Долго уговаривал себя.
Было страшно.
Чем придавить страх? Знанием?..
Попробовал одолеть ужас определениями. Страх есть ожидание зла. Робость, она же трусость – страх совершить действие. Испуг – страх, от которого отнимается язык. Действительно, Ларций последователен и обязателен в обещаниях. Попусту слов не тратит. Поэтому он, Эвтерм, испытывает мучение. Что такое мучение? Это всего лишь страх перед неясным.

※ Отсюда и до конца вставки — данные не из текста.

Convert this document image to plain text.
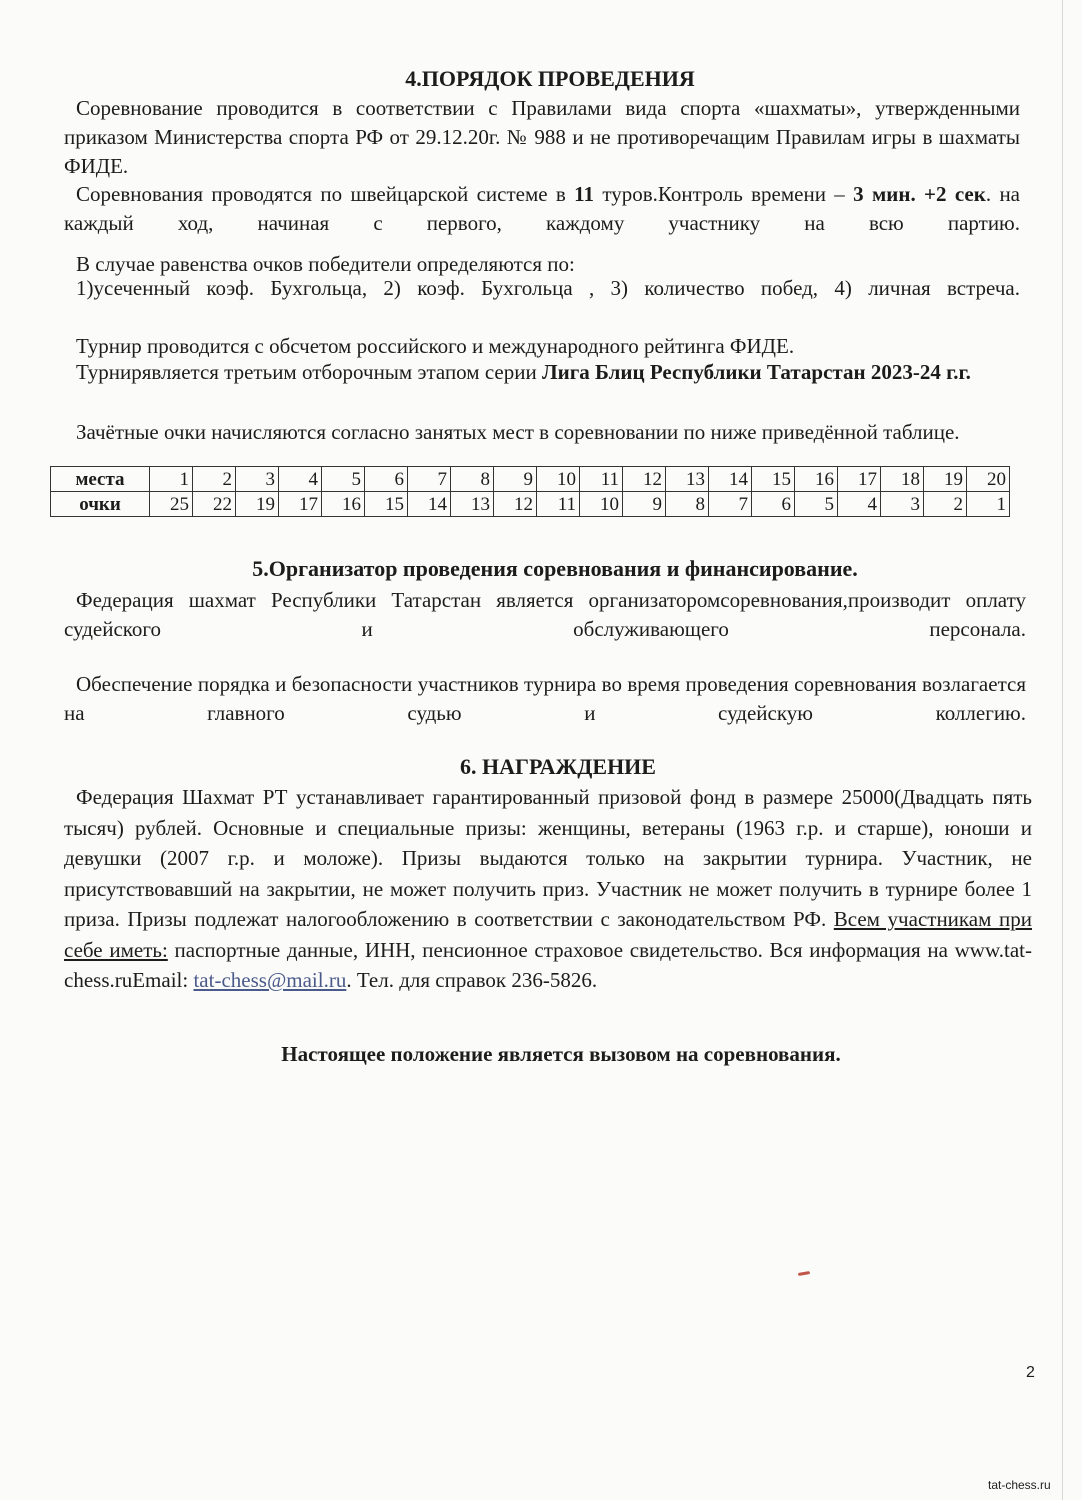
4.ПОРЯДОК ПРОВЕДЕНИЯ

Соревнование проводится в соответствии с Правилами вида спорта «шахматы», утвержденными приказом Министерства спорта РФ от 29.12.20г. № 988 и не противоречащим Правилам игры в шахматы ФИДЕ.

Соревнования проводятся по швейцарской системе в 11 туров.Контроль времени – 3 мин. +2 сек. на каждый ход, начиная с первого, каждому участнику на всю партию.

В случае равенства очков победители определяются по:

1)усеченный коэф. Бухгольца, 2) коэф. Бухгольца , 3) количество побед, 4) личная встреча.

Турнир проводится с обсчетом российского и международного рейтинга ФИДЕ.

Турнирявляется третьим отборочным этапом серии Лига Блиц Республики Татарстан 2023-24 г.г.

Зачётные очки начисляются согласно занятых мест в соревновании по ниже приведённой таблице.

места	1	2	3	4	5	6	7	8	9	10	11	12	13	14	15	16	17	18	19	20
очки	25	22	19	17	16	15	14	13	12	11	10	9	8	7	6	5	4	3	2	1
5.Организатор проведения соревнования и финансирование.

Федерация шахмат Республики Татарстан является организаторомсоревнования,производит оплату судейского и обслуживающего персонала.

Обеспечение порядка и безопасности участников турнира во время проведения соревнования возлагается на главного судью и судейскую коллегию.

6. НАГРАЖДЕНИЕ

Федерация Шахмат РТ устанавливает гарантированный призовой фонд в размере 25000(Двадцать пять тысяч) рублей. Основные и специальные призы: женщины, ветераны (1963 г.р. и старше), юноши и девушки (2007 г.р. и моложе). Призы выдаются только на закрытии турнира. Участник, не присутствовавший на закрытии, не может получить приз. Участник не может получить в турнире более 1 приза. Призы подлежат налогообложению в соответствии с законодательством РФ. Всем участникам при себе иметь: паспортные данные, ИНН, пенсионное страховое свидетельство. Вся информация на www.tat-chess.ruEmail: tat-chess@mail.ru. Тел. для справок 236-5826.

Настоящее положение является вызовом на соревнования.
2
tat-chess.ru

Знание было полным, перспективы ясны, опыт насмешливо подсказывал – из?за чего разлад? Что есть Лупа? Кто он есть тебе? Сын, сват, брат? Дикий и дерзкий мальчишка, поделом ему. Оставь варвара в покое, держись от него подальше, втянет он тебя в какую?нибудь историю, только беду наживешь. У мальчишки темная душа. Опыт был настойчив, убедителен – разве плохо тебе живется в доме Лонгов? Здесь ты сыт, у тебя всегда в запасе есть стаканчик вина, философствуй на здоровье! Зачем отказываться от уюта? Это же «истинное блаженство, а не рабская жизнь», как выражался глупый и примитивный садовник–сириец Евпатий, уверовавший в спасение после смерти.

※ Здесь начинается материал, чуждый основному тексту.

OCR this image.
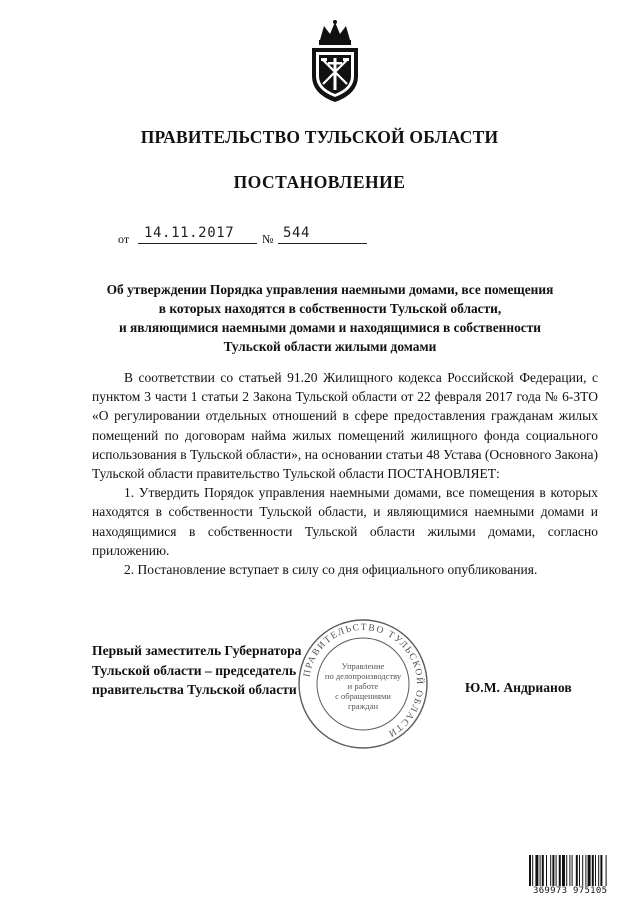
ПРАВИТЕЛЬСТВО ТУЛЬСКОЙ ОБЛАСТИ
ПОСТАНОВЛЕНИЕ
от 14.11.2017 № 544
Об утверждении Порядка управления наемными домами, все помещения
в которых находятся в собственности Тульской области,
и являющимися наемными домами и находящимися в собственности
Тульской области жилыми домами

В соответствии со статьей 91.20 Жилищного кодекса Российской Федерации, с пунктом 3 части 1 статьи 2 Закона Тульской области от 22 февраля 2017 года № 6-ЗТО «О регулировании отдельных отношений в сфере предоставления гражданам жилых помещений по договорам найма жилых помещений жилищного фонда социального использования в Тульской области», на основании статьи 48 Устава (Основного Закона) Тульской области правительство Тульской области ПОСТАНОВЛЯЕТ:

1. Утвердить Порядок управления наемными домами, все помещения в которых находятся в собственности Тульской области, и являющимися наемными домами и находящимися в собственности Тульской области жилыми домами, согласно приложению.

2. Постановление вступает в силу со дня официального опубликования.

ПРАВИТЕЛЬСТВО ТУЛЬСКОЙ ОБЛАСТИ
Управление
по делопроизводству
и работе
с обращениями
граждан
Первый заместитель Губернатора
Тульской области – председатель
правительства Тульской области	Ю.М. Андрианов
369973 975105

Беда была в том, что Эвтерм знал себя, свою беспокойную натуру. Стоило только проклюнуться в душе глупейшей мыслишке, и поток не остановить. Размышления сгложут, стыд заест, житья от этой добродетели не будет. Так оно, к ужасу Эвтерма, и случилось. Добродетель, являвшаяся ему во снах, воплощенная почему?то в укоризненном взгляде старца, по приметам похожего на хромого Эпиктета, не давала покоя, теребила, настойчиво призывала спасти Лупу. Добродетель не спрашивала, кем ему приходится мальчишка, зачем его спасать, просто молила о помощи. Душа молила, требовала отчета. Твердила – если не сейчас, то когда?

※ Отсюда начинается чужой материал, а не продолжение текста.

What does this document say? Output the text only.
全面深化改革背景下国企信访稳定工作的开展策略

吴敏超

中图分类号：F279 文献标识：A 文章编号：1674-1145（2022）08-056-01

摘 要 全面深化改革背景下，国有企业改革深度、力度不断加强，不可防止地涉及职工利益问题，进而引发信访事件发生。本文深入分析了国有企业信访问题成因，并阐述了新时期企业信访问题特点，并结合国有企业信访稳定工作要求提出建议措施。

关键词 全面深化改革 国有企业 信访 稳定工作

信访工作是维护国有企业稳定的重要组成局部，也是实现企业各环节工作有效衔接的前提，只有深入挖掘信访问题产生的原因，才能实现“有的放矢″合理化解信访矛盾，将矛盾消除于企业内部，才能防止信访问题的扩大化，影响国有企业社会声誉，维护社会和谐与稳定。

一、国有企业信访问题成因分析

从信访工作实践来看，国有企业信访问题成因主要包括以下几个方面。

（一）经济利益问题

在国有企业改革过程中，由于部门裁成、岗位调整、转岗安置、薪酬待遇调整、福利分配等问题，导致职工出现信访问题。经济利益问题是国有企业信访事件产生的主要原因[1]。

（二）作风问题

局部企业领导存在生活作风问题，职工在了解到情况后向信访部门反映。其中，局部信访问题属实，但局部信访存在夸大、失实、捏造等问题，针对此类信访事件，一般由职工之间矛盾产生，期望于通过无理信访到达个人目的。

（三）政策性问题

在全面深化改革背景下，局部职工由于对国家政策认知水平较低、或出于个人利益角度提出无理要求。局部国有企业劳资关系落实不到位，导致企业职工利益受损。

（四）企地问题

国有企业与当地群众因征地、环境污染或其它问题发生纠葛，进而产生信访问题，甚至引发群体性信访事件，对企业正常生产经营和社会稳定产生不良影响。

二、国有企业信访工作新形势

Вспомнился дурак–садовник. Этот всегда готов помочь соседу. Если садовник, уверовавший в суеверие, мечтающий о заоблачном блаженстве, о спасении, всегда не раздумывая приходит на выручку, почему же ему, обладающему знанием, верноподданному стоику, это в обузу? Конечно, трудности себе создавать ни к чему, но когда ведущее требует, а разум подсказывает, пора спасать человека – действуй, парень. Это разумно, нельзя отсиживаться. Надо собраться с силами и встать. И пойти.
Он встал и пошел.
Направился прямиком в императорский дворец.
Сопровождая хозяина, Эвтерм часто посещал Палатин. Там успел свести дружбу с императорским спальником Зосимой, с некоторыми отпущенниками цезаря. Для них он был свой, грек, пусть даже из Фригии. Он объяснял слугам основы философии. Те тоже были ушлые ребята, им тоже хотелось знать, как устроен мир, вселенная, человеческая душа. Выгода была самая практическая – не зная, о чем рассуждают и спорят хозяева, трудно сохранить место возле господина, ведь в ту пору философия в Риме как раз была в моде. Отправляясь в дорогу, Траян сажал в свою коляску Диона Хризостома и выслушивал, что намудрили знающие люди по тому или иному вопросу. Понятно, что теперь каждый патриций, отправлявшийся в дорогу, сажал в коляску нанятого ритора, чтобы в пути поболтать о добродетели, о мировой душе, первоедином логосе, но лучше о пороках, объединяемых понятиями «желание» и «наслаждение». Это были самые сладкие, самые захватывающие темы. Если же на месте ритора оказывался раб, тот как сыр в масле катался.
Эвтерма спрашивали, он отвечал. Теперь пришел его черед просить.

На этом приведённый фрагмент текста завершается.